Child Labor Diminishing Worldwide
June 11 was the annual World Day against Child Labor. The International Labor Organization, one of the watchdogs over global labor abuses, reported that the number of child workers fell 11% globally over the past four years. Especially gratifying, the number of children doing hazardous work decreased overall 26% and, in the 5-14 year age group, by 33%. (In raw numbers [year 2004] there were 218 million child laborers, with 126 million in hazardous work. More boys work than girls. Latin America and the Caribbean showed the greatest progress. Only 5% of the children in those regions worked. Child labor levels in sub-Saharan Africa remained high. Child labor is most prevalent in nations heavily reliant on agriculture.
Church Doctrine
Since 1891 (Rerum Novarum) the Church has opposed child labor abuses.

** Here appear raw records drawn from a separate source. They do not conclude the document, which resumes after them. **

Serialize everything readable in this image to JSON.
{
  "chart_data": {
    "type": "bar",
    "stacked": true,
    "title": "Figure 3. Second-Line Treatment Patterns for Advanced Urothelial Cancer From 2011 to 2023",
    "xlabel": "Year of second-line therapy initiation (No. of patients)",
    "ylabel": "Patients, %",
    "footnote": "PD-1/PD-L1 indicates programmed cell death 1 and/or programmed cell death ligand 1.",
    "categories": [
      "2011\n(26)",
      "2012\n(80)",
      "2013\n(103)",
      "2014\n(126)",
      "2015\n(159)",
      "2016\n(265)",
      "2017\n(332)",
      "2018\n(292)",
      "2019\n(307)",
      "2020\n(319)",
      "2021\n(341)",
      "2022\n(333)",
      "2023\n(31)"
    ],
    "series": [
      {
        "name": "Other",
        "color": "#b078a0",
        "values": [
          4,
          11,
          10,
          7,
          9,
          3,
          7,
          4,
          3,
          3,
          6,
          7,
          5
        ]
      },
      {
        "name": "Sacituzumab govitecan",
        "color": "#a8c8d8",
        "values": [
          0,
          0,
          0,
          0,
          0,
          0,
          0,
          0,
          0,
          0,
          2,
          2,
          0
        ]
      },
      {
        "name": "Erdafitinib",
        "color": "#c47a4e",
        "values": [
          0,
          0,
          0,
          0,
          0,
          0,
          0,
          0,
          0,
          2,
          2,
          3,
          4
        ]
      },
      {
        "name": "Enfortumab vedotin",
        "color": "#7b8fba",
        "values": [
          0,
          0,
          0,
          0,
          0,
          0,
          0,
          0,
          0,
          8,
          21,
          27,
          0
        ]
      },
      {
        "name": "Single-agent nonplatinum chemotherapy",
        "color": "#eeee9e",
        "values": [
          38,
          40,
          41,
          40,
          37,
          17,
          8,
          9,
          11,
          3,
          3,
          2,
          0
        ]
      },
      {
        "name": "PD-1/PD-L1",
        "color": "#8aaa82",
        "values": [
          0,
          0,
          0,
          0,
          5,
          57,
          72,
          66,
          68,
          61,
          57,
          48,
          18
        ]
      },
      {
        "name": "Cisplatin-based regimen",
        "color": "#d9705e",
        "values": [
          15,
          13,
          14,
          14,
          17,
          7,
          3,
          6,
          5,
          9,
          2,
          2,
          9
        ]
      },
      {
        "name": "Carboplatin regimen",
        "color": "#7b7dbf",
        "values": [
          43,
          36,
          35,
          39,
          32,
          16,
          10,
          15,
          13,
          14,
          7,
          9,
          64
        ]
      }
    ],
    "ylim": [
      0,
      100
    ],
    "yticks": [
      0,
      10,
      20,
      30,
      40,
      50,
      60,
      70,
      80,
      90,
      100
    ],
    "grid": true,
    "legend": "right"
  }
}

Pope Leo XIII stated children should not work before their minds and bodies were sufficiently developed In 1996 Pope John Paul II described onerous child labor as a form of violence. Nonetheless, the Church does recognize that some child labor contributes significantly (and indispensably) to family income. The Church's concern is over "veritable slavery" which chooses utility over human dignity. [#29, "Compendium of Catholic Social Doctrine]
A spokesperson for the Indian bishops' Commission for Labor said that India leads the world in the use of child labor. This is caused by poverty, but also by broken families and "vices of the heads of families." Because children are a nation's future, the bishops urged that more nutrition, education, health care and child rights be provided.